Le solitudini dell’operatore sanitario a cui va incontro sono:

  • La solitudine in ambito sociale e scientifico in quanto lavorare per migliorare la fine della vita, vuol dire lavorare nel “binario terminale” della medicina. A livello sociale tutti riconoscono la bontà dell’operato umanitario, ma fanno fatica a riconoscerne le caratteristiche scientifiche e cliniche, un medico di serie B
  • Lavorare a domicilio vuol dire lavorare da soli a casa del paziente, fuori dalle cattedrali della scienza e della medicina, dagli Ospedali ed Istituti di Ricerca Oncologica. Vuol dire conquistarsi la fiducia del paziente e dei suoi famigliari non perché appartieni ad un reparto di prestigio, ma perché conquisti credibilità giorno per giorno mettendoti alla prova nell’affrontare le difficoltà.
  •  La solitudine nel non sentirsi riconosciuti istituzionalmente e clinicamente, quando i pazienti ci vengono inviati da altri medici  per fare della fisioterapia o delle cure “per tirarsi su”.
  •  La solitudine nel sentire che in quel periodo dell’assistenza la tua persona che rivestiva un ruolo prioritario non è più  importante, perché sono cambiate le necessità del paziente e che quindi sono investiti d’importanza altre persone e professioni, per esempio un volontario di nome Luigi.
  •  La difficoltà di sentirsi inascoltati da pazienti che hanno scelto di essere contornati da medici che utilizzano terapie omeopatiche che possono contrastare con quelle date dal medico Vidas e quindi valutare in equipe quanto riusciamo a starci dentro senza troppo starci male

Vidas  lavora nell’ambito della della medicina di Fine Vita (ossimoro) quindi opera in un territorio di frontiera tra la vita e la morte. Nella lingua spagnola VIDAS vuol dire Vite ed ha cercato di rispondere a queste solitudini estreme lavorando:

  • organizzando un day hospice quando il paziente ha una buona autonomia fisica ed esce di cassa: un pulmino guidato da un volontario viene a prendere il domicilio il malato e lo porta in Casa Vidas dove rimane tutto il giorno facendo la visita medico/infermieristica, la fisioterapia il colloquio con lo psicologo se lo desidera, ma soprattutto può distrarsi in gruppo con altri malati ed educatori in gruppo attraverso terapie diversionali ed artistiche
  • Quando il paziente non ce la fa più a muoversi è l’equipe  intera che va a casa del paziente e se ce n’è bisogno organizza un periodo ricovero nella Casa Vidas.
  • Dopo il decesso si creato un servizio per il supporto al lutto, si chiama Passaggi. E’ un intervento richiesto dai famigliari dei pazienti, ma anche allargato anche ad altre persone che hanno perso un congiunto. Questo servizio gestito da psicologi e dai gruppi di auto-mutuo aiuto.

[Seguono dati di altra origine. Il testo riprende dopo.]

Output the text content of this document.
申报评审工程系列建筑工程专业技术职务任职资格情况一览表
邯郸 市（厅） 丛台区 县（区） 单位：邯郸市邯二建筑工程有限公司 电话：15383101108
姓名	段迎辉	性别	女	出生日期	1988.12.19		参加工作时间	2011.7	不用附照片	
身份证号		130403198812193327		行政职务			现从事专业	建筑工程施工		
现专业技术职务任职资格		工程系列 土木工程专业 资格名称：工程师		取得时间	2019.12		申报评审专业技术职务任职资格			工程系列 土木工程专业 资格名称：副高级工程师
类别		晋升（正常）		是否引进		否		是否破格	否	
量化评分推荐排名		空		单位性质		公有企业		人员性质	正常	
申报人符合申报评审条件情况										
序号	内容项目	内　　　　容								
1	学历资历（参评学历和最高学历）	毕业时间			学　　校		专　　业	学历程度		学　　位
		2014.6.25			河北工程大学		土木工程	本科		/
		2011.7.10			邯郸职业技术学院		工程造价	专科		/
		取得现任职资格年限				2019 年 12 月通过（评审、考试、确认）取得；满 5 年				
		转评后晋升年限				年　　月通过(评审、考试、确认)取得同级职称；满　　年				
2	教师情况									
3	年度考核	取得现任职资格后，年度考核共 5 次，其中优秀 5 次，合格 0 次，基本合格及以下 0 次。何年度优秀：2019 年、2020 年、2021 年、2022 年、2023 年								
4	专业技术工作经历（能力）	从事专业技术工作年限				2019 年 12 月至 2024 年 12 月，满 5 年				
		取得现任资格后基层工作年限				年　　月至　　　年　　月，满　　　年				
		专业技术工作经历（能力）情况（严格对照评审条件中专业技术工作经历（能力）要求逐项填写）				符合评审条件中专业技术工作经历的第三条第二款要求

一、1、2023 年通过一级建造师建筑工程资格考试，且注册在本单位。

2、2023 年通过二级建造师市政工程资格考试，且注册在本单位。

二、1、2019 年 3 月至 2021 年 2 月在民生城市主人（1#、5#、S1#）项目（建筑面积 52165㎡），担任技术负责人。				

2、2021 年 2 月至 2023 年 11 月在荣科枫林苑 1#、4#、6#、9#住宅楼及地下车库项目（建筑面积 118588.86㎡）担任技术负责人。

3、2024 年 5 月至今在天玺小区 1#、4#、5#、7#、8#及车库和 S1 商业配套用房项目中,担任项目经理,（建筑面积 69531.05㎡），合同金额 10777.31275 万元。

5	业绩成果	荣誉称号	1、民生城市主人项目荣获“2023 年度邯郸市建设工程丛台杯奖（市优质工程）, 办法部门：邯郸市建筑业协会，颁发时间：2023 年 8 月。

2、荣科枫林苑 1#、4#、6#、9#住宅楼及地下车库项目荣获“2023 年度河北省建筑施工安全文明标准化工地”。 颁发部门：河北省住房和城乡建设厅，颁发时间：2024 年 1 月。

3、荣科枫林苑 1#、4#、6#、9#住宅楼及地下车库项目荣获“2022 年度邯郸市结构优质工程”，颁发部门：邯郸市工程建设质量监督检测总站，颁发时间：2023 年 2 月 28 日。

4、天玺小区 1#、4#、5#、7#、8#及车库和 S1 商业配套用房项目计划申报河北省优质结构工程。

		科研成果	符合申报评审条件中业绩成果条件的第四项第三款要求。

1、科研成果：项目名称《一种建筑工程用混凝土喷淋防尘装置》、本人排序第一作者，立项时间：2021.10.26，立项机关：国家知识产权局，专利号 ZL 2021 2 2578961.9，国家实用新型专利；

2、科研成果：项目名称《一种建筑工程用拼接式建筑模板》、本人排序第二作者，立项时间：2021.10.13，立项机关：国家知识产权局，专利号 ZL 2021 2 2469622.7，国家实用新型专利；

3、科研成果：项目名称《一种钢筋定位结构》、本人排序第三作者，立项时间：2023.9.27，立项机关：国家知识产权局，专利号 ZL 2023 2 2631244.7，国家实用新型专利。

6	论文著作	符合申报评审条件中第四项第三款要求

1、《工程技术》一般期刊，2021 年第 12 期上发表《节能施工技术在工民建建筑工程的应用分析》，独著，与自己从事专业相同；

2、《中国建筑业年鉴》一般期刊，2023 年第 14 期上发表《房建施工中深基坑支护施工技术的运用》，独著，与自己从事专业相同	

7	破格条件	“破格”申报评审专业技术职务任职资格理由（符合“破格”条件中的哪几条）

Vidas in questi 30 anni ha cercato di mantenere fede al suo mandato etico:  quello di combattere La Solitudine  del Malato e della sua famiglia, accettando di attraversare il caos, di togliere la colpa  nelle vicissitudini emotive separative. Convinti che la cura può muovere emozioni, innaffiando il deserto della indifferenza e allargando il campo della conoscenza. Riconoscendo il limite dell’inconoscibilità dentro  noi e del nostro corpo, che nonostante tutto funziona anche da solo. Grazie per non averci mai lasciati soli!

 CONCLUSIONI

 Sempre di più nella nostra società si evitano discorsi relativi ai limiti dell’esistenza e della presenza della morte,  siamo invece sollecitati da una cultura post-moderna caratterizzata da valori  dell’onnipotenza dell’uomo e della tecnica, ma anche  caratterizzata da una visione catastrofica , perdendo speranza e fiducia nel futuro, si predilige la velocità rispetto l’approfondimento, gli occhi rispetto le orecchie. Sempre di più in questa società e nella sua medicina vi sono difese rispetto alla relazione umana e alla morte e quindi ci si chiede se il problema sta nel  paziente o anche nel terapeuta? Forse la risposta sta nel fatto che le difese rispetto la consapevolezza  sono di due tipi: l’idealizzazione e l’ignoranza.